In fact, great interest and large sums of money in investments related to technological innovation are common in economic history. What’s the point of investing in a company that makes syrup when I can invest in a company developing technology that can change the world?

For inexperienced investors, however, this is a dangerous path. As long as investors have a solid understanding of the subject, they can invest their money in advanced technology areas and areas with new concepts. “Investing has to be rational; if you can’t understand it, don’t do it”.This famous quote comes from the famous investor Warren Buffett [vi].

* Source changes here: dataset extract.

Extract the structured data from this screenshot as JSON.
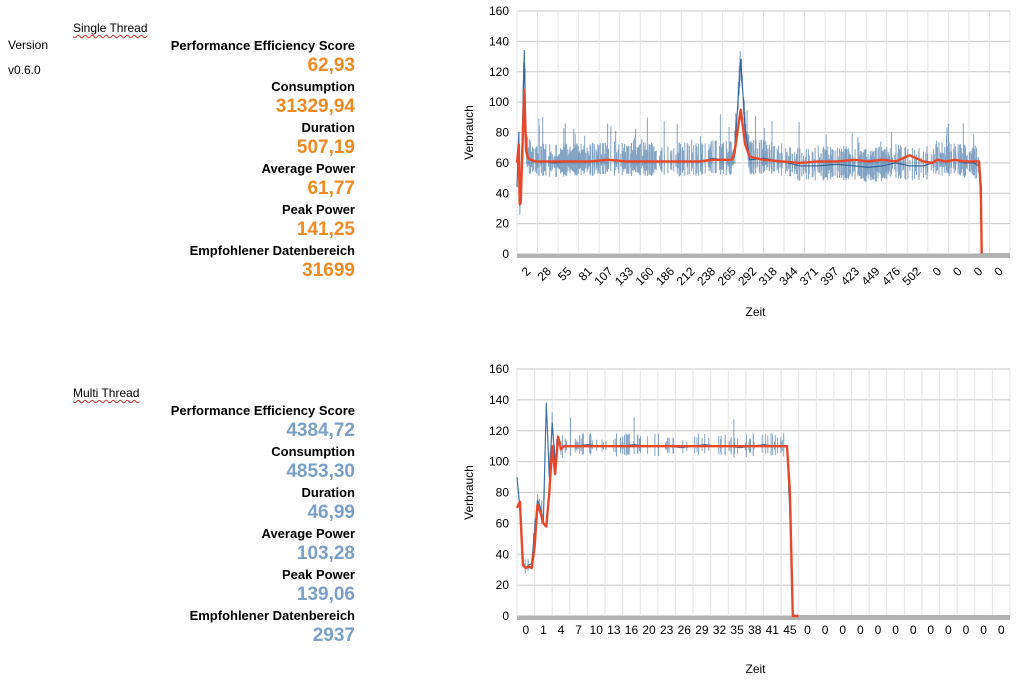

If you are interested in NFTs and investing in new concepts and technologies, invest in knowledge, learning, and information before investing so you don’t risk buying “the cat is poking” and believing that the illusion has become a reality .

*Guilherme Ricardo dos Santos Souza e Silva Economist, PhD in Economic Development and Professor at the Federal University of Paraná.
Instagram: guilherme.economista

[i] Brazilian Civil Code, Article 85, 2002.
[ii] Wall Street: Power and Greed. 1986 film directed by Oliver Stone (NASDAQ: ).
[iii] Cambridge Dictionary: “Tokens”.
[iv] Free translation based on: Wilson, Kathleen Bridget; Kager, Adam; Hardy Gardry (Oct 2021). “Finding Non-Fungible Tokens in the Digital Economy: Stakeholders and Ecosystems, Risks and Opportunities”. business vision.
[v] Sarah Cascone (May 7, 2021). “Sotheby’s is selling its first-ever NFT – $100 bid”. Artnet News.
[vi] Lowe, Janet. Warren Buffett: Lessons from the Greatest Investor. Rio de Janeiro: Elsevier, 2008.